Par conséquent, la rationalisation doit moins tendre à élaborer des structures unitaires susceptibles d'encadrer une offre qui devint par nature très disséminée, qu'à accompagner l'éclatement de l'offre en faisant en sorte qu'elle réponde à une stratégie de conquête de l'audience. Un exemple : seule la rationalisation pour la rationalisation semble jusqu'à preuve du contraire, justifier l'arrêt de la diffusion simultanée de CFI et de TV5 dans certaines régions. On propose de recentrer CFI sur son rôle de banque de programmes grâce au cryptage de ses émissions. Cela ne revient-il pas à priver sans raison la France d'un utile instrument dans le concert des programmes satellitaires ? Face à la diversification de l'offre internationale de programmes, il ne paraît pas inopportun de maintenir l'offre française existante.
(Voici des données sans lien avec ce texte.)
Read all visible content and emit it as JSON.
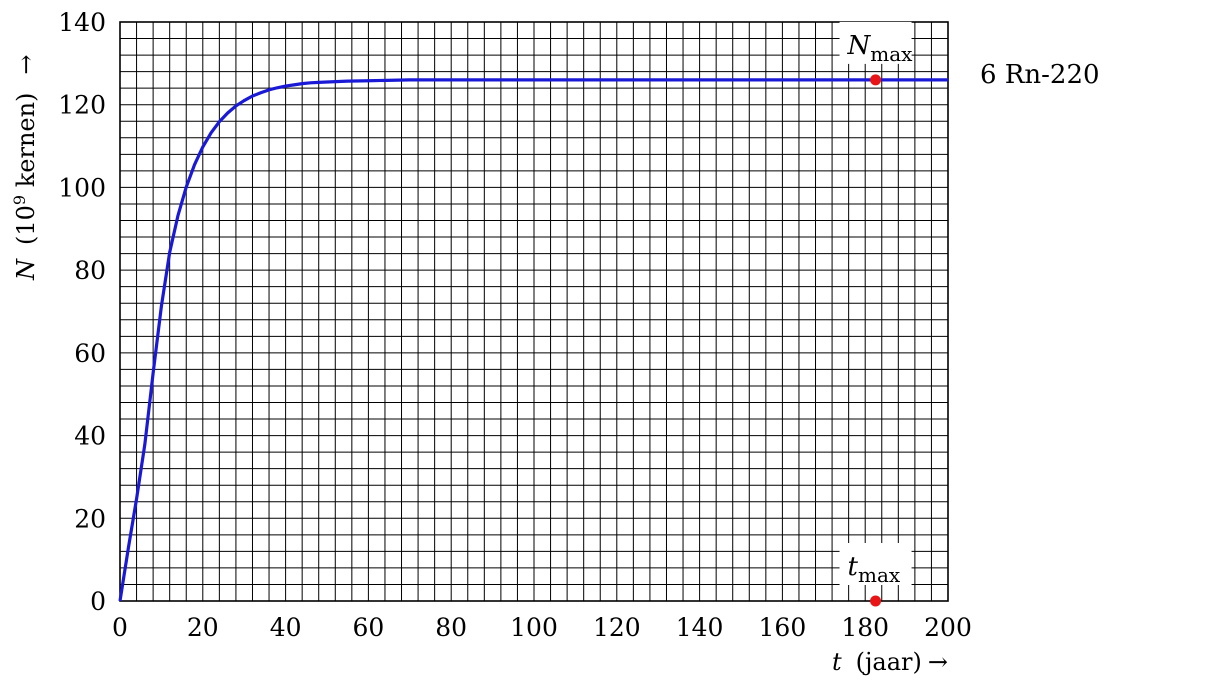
{
  "chart_data": {
    "type": "line",
    "x_label": {
      "symbol": "t",
      "unit": "(jaar)",
      "arrow": "→"
    },
    "y_label": {
      "symbol": "N",
      "unit_base": "(10",
      "unit_exp": "9",
      "unit_rest": " kernen)",
      "arrow": "→"
    },
    "xlim": [
      0,
      200
    ],
    "ylim": [
      0,
      140
    ],
    "x_ticks": [
      0,
      20,
      40,
      60,
      80,
      100,
      120,
      140,
      160,
      180,
      200
    ],
    "y_ticks": [
      0,
      20,
      40,
      60,
      80,
      100,
      120,
      140
    ],
    "grid": true,
    "line_color": "#1a1ad6",
    "marker_color": "#e81416",
    "series": [
      {
        "name": "6  Rn-220",
        "x": [
          0,
          2,
          4,
          6,
          8,
          10,
          12,
          14,
          16,
          18,
          20,
          22,
          24,
          26,
          28,
          30,
          32,
          34,
          36,
          38,
          40,
          42,
          44,
          46,
          48,
          50,
          55,
          60,
          70,
          80,
          100,
          120,
          140,
          160,
          180,
          200
        ],
        "y": [
          0,
          12.7,
          24.7,
          37.9,
          55.1,
          71.3,
          84.3,
          93.2,
          100.1,
          105.5,
          109.8,
          113.2,
          115.9,
          118.0,
          119.7,
          121.0,
          122.1,
          122.9,
          123.6,
          124.1,
          124.5,
          124.8,
          125.1,
          125.3,
          125.4,
          125.5,
          125.7,
          125.8,
          126,
          126,
          126,
          126,
          126,
          126,
          126,
          126
        ]
      }
    ],
    "annotations": [
      {
        "base": "N",
        "sub": "max",
        "x": 182.5,
        "y": 126
      },
      {
        "base": "t",
        "sub": "max",
        "x": 182.5,
        "y": 0
      }
    ]
  }
}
Une seconde tendance profonde est la raréfaction des moyens que l'Etat met à la disposition de l'audiovisuel public pour son adaptation au nouveau contexte.
C'est ainsi que, par exemple, le développement de France Télévision dans le numérique, la création de chaînes thématiques, subiront un coup d'arrêt en 1998. Il faut donc maximiser l'utilisation des ressources existantes, aussi bien les ressources financières que les ressources en programmes. C'est cela qui justifie l'organisation d'un pôle télévisuel à côté du pôle radiophonique déjà constitué. Et c'est vraisemblablement autour de l'acteur le plus susceptible de favoriser la maximisation des moyens, la circulation des programmes entre les chaînes publiques, la négociation des droits de diffusion aux meilleures conditions, qu'il faudrait constituer le pôle télévisuel. Sans doute France Télévision reste-t-elle à cet égard un acteur incontournable de la réforme de l'audiovisuel extérieur.